5. Simulations ex

Simulation for CLT

import numpy as np
import matplotlib.pyplot as plt
import seaborn as sns
from scipy.stats import skewnorm

def simulate_clt(distribution_type, sample_size, num_samples, **kwargs):
    """
    중심극한정리(CLT) 시뮬레이션 함수

    Args:
        distribution_type (str): 모집단 분포 종류 ('uniform', 'exponential', 'normal', 'skewed_left', 'skewed_right')
        sample_size (int): 각 표본의 크기
        num_samples (int): 표본의 개수
        **kwargs: 각 분포에 따른 추가 매개변수
            - uniform: low (default=0), high (default=1)
            - exponential: scale (default=1)  (scale = 1/lambda)
            - normal: loc (default=0), scale (default=1)  (loc: 평균, scale: 표준편차)
            - binomal: (n, p)
            - gamma: (shape, scale)

    Returns:
        None (히스토그램 시각화)
    """
    sample_means = []
    for _ in range(num_samples):
        if distribution_type == 'uniform':
            sample = np.random.uniform(low=kwargs.get('low', 0), high=kwargs.get('high', 1), size=sample_size)
        elif distribution_type == 'exponential':
            sample = np.random.exponential(scale=kwargs.get('scale', 1), size=sample_size)
        elif distribution_type == 'normal':
            sample = np.random.normal(loc=kwargs.get('loc', 0), scale=kwargs.get('scale', 1), size=sample_size)
        elif distribution_type == 'binomial':
            sample = np.random.binomial(kwargs.get('n', 100), kwargs.get('p', 0.5), size=sample_size)
        elif distribution_type == 'gamma':
            sample = np.random.gamma(3, 2, size=sample_size)
        else:
            raise ValueError("Invalid distribution type.")
        sample_means.append(np.mean(sample))
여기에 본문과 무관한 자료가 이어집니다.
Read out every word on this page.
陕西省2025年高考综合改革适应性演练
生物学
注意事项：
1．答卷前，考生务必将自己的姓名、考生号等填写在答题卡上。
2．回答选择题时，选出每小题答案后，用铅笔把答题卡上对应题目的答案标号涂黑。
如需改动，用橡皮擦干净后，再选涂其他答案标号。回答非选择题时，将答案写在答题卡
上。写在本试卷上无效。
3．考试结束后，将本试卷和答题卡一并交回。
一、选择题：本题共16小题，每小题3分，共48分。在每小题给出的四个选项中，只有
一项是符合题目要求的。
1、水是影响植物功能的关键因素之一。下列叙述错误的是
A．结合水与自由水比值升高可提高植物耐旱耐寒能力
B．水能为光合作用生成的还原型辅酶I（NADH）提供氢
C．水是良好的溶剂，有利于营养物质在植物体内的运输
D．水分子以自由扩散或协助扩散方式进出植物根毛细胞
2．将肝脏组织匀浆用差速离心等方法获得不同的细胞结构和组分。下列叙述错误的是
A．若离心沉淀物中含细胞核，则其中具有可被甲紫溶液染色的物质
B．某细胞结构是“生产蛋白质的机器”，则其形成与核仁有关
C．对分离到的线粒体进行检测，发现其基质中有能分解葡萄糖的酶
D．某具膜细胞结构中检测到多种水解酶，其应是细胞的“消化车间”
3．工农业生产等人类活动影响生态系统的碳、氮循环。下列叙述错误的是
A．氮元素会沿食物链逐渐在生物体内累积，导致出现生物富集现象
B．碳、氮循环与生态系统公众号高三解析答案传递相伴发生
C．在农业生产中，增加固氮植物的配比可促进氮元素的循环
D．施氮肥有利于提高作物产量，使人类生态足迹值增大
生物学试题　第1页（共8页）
    plt.figure(figsize=(8, 6))
    sns.histplot(sample_means, kde=True, stat="density")
    plt.title(f"Distribution of Sample Means (n={sample_size}, {num_samples} samples)\nFrom {distribution_type} distribution", fontsize=14)
    plt.xlabel("Sample Mean", fontsize=12)
    plt.ylabel("Density", fontsize=12)
    plt.show()
    return sample_means


# 실험 설정
distributions = {
#     'uniform': {'low': 0, 'high': 1},
#     'exponential': {'scale': 1},
#     'normal': {'loc': 0, 'scale': 1},
#      'binomial': {'n': 100, 'p': 0.1},
     'gamma': {'shape': 3, 'scale': 2},
}

sample_sizes = [5, 100, 1000]
num_samples_list = [1000]


#  다양한 분포, 표본 크기, 표본 개수에 대한 실험
for dist_name, dist_params in distributions.items():
    for sample_size in sample_sizes:
        for num_samples in num_samples_list:
            print(f"\n--- {dist_name}, sample_size={sample_size}, num_samples={num_samples} ---")
            simulate_clt(dist_name, sample_size, num_samples, **dist_params)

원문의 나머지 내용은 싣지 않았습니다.